Silêncio em dó menor
Misteriosa expressão da alma das coisas mudas,
Silêncio — imensidão dos enigmas em aberto,
espelho baço trincado onde a tristeza universal se estampa.
Silêncio — de onde brota lá do fundo outro silêncio, na fermentação das dores cruéis, agudas,
solene senhor da treva e noites escuras.
Silêncio — abissal e insondável oceano,
tudo quanto nos teus abismos vive imerso,
tem a secreta voz rouca dos rochedos e o grito histérico das loucas.
És a concentração desconcertante do ser pensante, demasiado humano,
a vida de outros planos e oculta do universo,
a energia invisível das coisas.
Seja engano, talvez, delírio do meu cérebro enfermo,
mas eu compreendo os teus sentimentos profundos
eu te sinto nas anônimas odisséias.
Foste o início de tudo e de tudo és o termo.
Silêncio — concepção primitiva dos mundos,
cosmogonia eteral de todas as idéias.
Silêncio — morna solidão de sintomas medonhos,
pântano negro onde do mal desenvolvem-se os vermes
fonte da inspiração, rio da ausência do som do esquecimento,
lago de saliva da boca sem língua, copo sujo em cujo fundo os demônios dos meus sonhos
postos lado a lado, inanimes, inermes,
fitam de estranho ideal o fulgor opulento.

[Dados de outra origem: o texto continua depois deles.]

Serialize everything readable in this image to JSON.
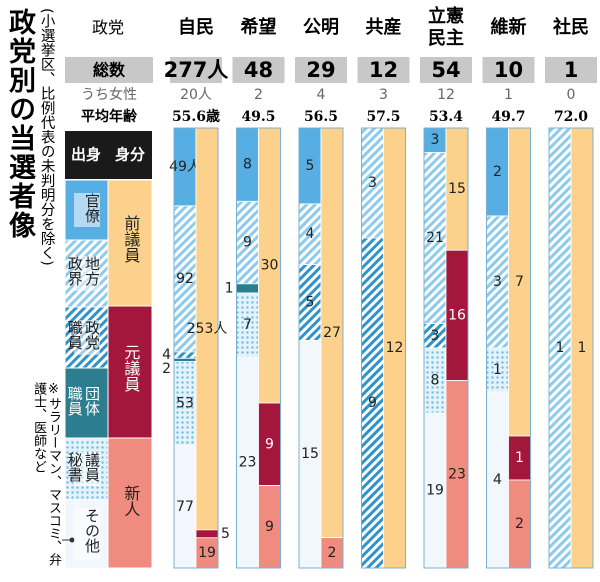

Ò Silêncio! Ò visão abstrata subjetiva da Morte!
— refúgio passional que eu sempre busco e anseio
hei de recordar . . . as torturas, tonturas e vidas tortas,
pois fazes com que ao teu influxo eu me transporte
ao seio da saudade do leite venenoso, a esse funéreo seio
- esquife onde revejo as ilusões já mortas.